The complete application file is made available for public inspection 
in the Public Documents Room of the Pension and Welfare Benefits 
Administration, room N-5638, U.S. Department of Labor, 200 Constitution 
Avenue N.W., Washington, D.C. 20210.
    For a more complete statement of the facts and representations 
supporting the Department's decision to grant this exemption refer to 
the Notice published on November 1, 1994 at 59 FR 54635.

for further information contact: Virginia J. Miller of the Department, 
telephone (202) 219-8971. (This is not a toll-free number.)

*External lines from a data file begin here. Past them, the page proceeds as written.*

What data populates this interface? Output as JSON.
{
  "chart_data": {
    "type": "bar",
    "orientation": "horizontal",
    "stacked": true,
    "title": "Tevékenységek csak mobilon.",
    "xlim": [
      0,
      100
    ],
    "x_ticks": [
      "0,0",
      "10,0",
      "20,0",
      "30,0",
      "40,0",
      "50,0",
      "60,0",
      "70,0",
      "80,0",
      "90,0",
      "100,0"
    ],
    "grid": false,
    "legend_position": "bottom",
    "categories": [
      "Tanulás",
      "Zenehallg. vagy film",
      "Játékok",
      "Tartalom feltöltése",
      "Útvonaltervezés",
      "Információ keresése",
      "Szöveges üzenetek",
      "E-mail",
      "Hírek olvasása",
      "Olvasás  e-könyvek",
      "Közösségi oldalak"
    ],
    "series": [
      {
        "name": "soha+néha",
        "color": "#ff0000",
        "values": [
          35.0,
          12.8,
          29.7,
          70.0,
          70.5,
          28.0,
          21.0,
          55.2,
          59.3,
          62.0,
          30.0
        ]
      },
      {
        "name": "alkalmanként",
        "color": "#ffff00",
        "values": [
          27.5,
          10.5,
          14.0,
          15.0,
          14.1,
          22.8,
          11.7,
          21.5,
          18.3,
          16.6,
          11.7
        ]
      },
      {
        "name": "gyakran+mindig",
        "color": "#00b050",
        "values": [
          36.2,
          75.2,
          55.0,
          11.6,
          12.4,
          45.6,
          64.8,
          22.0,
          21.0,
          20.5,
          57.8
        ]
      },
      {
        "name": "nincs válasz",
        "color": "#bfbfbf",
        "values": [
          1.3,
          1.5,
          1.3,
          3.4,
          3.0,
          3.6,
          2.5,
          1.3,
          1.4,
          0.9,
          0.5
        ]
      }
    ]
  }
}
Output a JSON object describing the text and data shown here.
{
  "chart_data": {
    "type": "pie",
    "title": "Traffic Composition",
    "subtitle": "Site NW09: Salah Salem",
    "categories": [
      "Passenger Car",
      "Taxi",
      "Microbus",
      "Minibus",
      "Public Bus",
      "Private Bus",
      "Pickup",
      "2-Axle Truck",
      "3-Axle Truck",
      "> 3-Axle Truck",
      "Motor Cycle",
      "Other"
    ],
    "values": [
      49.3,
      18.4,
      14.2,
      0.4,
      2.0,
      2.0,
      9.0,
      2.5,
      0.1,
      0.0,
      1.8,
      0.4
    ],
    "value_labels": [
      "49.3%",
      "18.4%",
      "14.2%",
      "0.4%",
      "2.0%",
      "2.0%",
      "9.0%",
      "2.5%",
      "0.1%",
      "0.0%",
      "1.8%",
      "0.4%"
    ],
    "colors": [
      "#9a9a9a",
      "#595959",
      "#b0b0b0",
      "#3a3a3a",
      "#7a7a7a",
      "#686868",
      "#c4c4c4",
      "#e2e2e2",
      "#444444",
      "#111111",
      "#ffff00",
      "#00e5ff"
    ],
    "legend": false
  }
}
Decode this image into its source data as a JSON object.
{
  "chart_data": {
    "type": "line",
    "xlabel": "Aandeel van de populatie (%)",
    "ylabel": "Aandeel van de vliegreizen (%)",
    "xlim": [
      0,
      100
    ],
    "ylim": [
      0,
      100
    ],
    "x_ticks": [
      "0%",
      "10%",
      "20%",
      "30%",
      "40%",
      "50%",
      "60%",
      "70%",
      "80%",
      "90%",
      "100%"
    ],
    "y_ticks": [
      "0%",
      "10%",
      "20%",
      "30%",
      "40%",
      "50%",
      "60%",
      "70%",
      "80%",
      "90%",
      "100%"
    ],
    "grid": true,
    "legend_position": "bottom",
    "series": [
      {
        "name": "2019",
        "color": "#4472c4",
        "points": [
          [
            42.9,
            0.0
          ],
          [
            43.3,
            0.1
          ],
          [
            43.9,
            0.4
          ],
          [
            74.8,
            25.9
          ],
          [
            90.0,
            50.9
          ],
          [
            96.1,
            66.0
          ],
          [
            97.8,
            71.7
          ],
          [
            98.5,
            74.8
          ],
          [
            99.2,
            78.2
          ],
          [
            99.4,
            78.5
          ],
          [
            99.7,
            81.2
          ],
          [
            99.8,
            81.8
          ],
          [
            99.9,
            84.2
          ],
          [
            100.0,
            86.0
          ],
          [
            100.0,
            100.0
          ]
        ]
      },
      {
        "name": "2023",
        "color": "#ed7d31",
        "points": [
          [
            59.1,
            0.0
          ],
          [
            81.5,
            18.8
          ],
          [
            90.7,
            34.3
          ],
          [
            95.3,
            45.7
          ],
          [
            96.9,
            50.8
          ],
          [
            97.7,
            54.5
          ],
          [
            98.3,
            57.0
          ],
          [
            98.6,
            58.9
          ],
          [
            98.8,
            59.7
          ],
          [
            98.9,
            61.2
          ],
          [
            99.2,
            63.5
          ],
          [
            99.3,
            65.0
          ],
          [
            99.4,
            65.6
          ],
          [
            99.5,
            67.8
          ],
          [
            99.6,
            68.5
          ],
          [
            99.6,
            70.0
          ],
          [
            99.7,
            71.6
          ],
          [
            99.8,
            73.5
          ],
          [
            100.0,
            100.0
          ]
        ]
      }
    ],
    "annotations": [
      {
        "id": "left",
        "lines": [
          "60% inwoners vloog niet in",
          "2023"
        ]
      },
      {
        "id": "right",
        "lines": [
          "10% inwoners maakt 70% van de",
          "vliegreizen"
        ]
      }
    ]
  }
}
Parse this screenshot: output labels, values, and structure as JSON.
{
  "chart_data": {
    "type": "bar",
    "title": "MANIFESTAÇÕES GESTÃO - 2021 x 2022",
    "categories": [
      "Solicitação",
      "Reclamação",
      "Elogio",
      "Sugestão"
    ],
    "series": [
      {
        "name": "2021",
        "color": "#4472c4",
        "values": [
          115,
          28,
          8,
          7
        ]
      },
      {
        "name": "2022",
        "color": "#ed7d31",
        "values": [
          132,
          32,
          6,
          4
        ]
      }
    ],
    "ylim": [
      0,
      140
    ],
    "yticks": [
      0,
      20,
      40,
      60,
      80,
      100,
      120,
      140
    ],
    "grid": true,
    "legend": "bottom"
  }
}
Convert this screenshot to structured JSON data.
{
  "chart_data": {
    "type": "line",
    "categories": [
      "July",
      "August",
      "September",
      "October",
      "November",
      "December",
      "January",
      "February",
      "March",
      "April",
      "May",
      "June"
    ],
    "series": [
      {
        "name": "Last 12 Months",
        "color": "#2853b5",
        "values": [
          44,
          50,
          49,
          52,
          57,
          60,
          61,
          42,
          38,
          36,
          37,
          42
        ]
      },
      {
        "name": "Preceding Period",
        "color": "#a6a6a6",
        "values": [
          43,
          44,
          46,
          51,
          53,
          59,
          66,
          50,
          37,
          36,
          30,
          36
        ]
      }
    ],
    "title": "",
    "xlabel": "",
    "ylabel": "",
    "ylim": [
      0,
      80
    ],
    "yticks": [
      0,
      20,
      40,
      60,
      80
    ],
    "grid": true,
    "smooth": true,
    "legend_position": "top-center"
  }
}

Vaquero Farms, Inc. Profit Sharing Plan and Agri-Bis, Inc. Profit 
Sharing Plan (the Plans)

Located in Stockton, California
[Prohibited Transaction Exemption 94-89; Application Nos. D-9711 and 
D-9712]

Exemption

    The restrictions of sections 406(a), 406 (b)(1) and (b)(2) of the 
Act and the sanctions resulting from the application of section 4975 of 
the code, by reason of section 4975(c)(1) (A) through (E) of the Code 
shall not apply to the past cash sale (the Sale) by the plans of 
certain promissory notes (the Notes) to Vaquero Farms, Inc. (the 
Applicant) and Agri-Bis, Inc., a related company, provided that the 
following conditions were met at the time of the sale: (1) The sales 
price of the Notes was not less than their aggregate fair market value 
on the date of the Sale; (2) the Sale was a one-time transaction for 
cash; (3) the Plans did not pay any fees or commissions in connection 
with the Sale; and (4) the Plans' independent fiduciary determined that 
the transaction was appropriate for and in the best interests of the 
Plans and their participants and beneficiaries.
    For a more complete statement of the facts and representations 
supporting the Department's decision to grant this exemption, refer to 
the notice of proposed exemption published on September 30, 1994 at 59 
FR 50013.

effective date: This exemption is effective as of May 31, 1994, the 
date of the Sale.

for further information contact: Virginia J. Miller of the Department, 
telephone (202) 219-8971. (This is not a toll-free number.)

General Information

    The attention of interested persons is directed to the following:
    (1) The fact that a transaction is the subject of an exemption 
under section 408(a) of the Act and/or section 4975(c)(2) of the Code 
does not relieve a fiduciary or other party in interest or disqualified 
person from certain other provisions to which the exemption does not 
apply and the general fiduciary responsibility provisions of section 
404 of the Act, which among other things require a fiduciary to 
discharge his duties respecting the plan solely in the interest of the 
participants and beneficiaries of the plan and in a prudent fashion in 
accordance with section 404(a)(1)(B) of the Act; nor does it affect the 
requirement of section 401(a) of the Code that the plan must 
[[Page 486]] operate for the exclusive benefit of the employees of the 
employer maintaining the plan and their beneficiaries;
    (2) These exemptions are supplemental to and not in derogation of, 
any other provisions of the Act and/or the Code, including statutory or 
administrative exemptions and transactional rules. Furthermore, the 
fact that a transaction is subject to an administrative or statutory 
exemption is not dispositive of whether the transaction is in fact a 
prohibited transaction; and
    (3) The availability of these exemptions is subject to the express 
condition that the material facts and representations contained in each 
application accurately describes all material terms of the transaction 
which is the subject of the exemption.

    Signed at Washington, DC, this 29th day of December, 1994.
Ivan Strasfeld,
Director of Exemption Determinations, Pension and Welfare Benefits 
Administration, U.S. Department of Labor.